Kirk Pepperdine kirk.pepperdine at gmail.com
Fri Dec 15 19:02:34 UTC 2017


Hi Micha,

> 
> For example, a server that collects garbage when the number of
> connected clients goes to zero. It could tolerate a small amount of
> object accumulation, possibly stay up indefinitely. (Depending upon
> usage patterns.) And yet it would only delay a socket connection if
> there is a new client vary shortly after.

After years of tuning these things in the wild I can honestly say that I’ve rarely seen an situation where it was a good idea for a developer to make the decision as to when GC should.. and should not run. To know when GC should run you often have to have a global view of the system and in fact, that’s what the current collectors have, a global view of the system so it’s often best to let them decide when to run…

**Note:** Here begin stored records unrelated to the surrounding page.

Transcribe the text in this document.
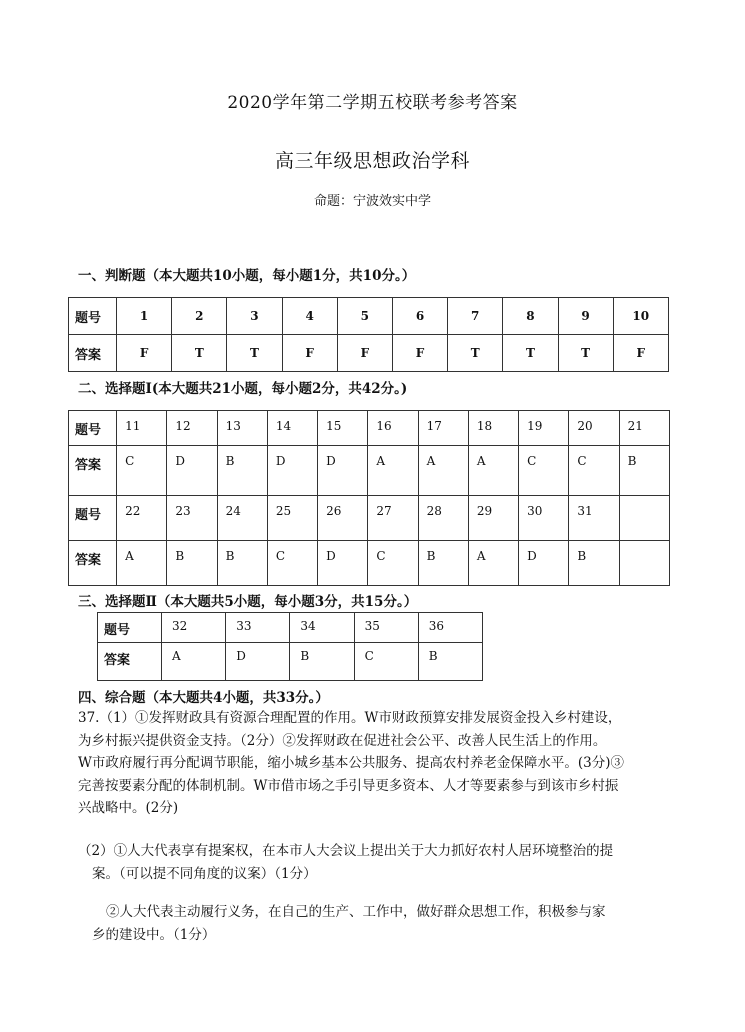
2020学年第二学期五校联考参考答案
高三年级思想政治学科
命题：宁波效实中学
一、判断题（本大题共10小题，每小题1分，共10分。）
题号	1	2	3	4	5	6	7	8	9	10
答案	F	T	T	F	F	F	T	T	T	F
二、选择题Ⅰ(本大题共21小题，每小题2分，共42分。)
题号	11	12	13	14	15	16	17	18	19	20	21
答案	C	D	B	D	D	A	A	A	C	C	B
题号	22	23	24	25	26	27	28	29	30	31	
答案	A	B	B	C	D	C	B	A	D	B	
三、选择题Ⅱ（本大题共5小题，每小题3分，共15分。）
题号	32	33	34	35	36
答案	A	D	B	C	B
四、综合题（本大题共4小题，共33分。）
37.（1）①发挥财政具有资源合理配置的作用。W市财政预算安排发展资金投入乡村建设，
为乡村振兴提供资金支持。（2分）②发挥财政在促进社会公平、改善人民生活上的作用。
W市政府履行再分配调节职能，缩小城乡基本公共服务、提高农村养老金保障水平。(3分)③
完善按要素分配的体制机制。W市借市场之手引导更多资本、人才等要素参与到该市乡村振
兴战略中。(2分)
（2）①人大代表享有提案权，在本市人大会议上提出关于大力抓好农村人居环境整治的提
案。（可以提不同角度的议案）（1分）
②人大代表主动履行义务，在自己的生产、工作中，做好群众思想工作，积极参与家
乡的建设中。（1分）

As for Epsilon, I for one am excited to see what Aleksey cooks up. I can see a number of cases where the implementation could be useful. To be useful you will have to have tight control and a clear understanding of how you burn through memory. I seen a number of apps where this is the case and I suspect they’d benefit from the expected performance boost that I’d expect to see in the mutator threads when the interference with communicating the data structures needed to support the collector can be removed.. let the war on GC pauses continue!!!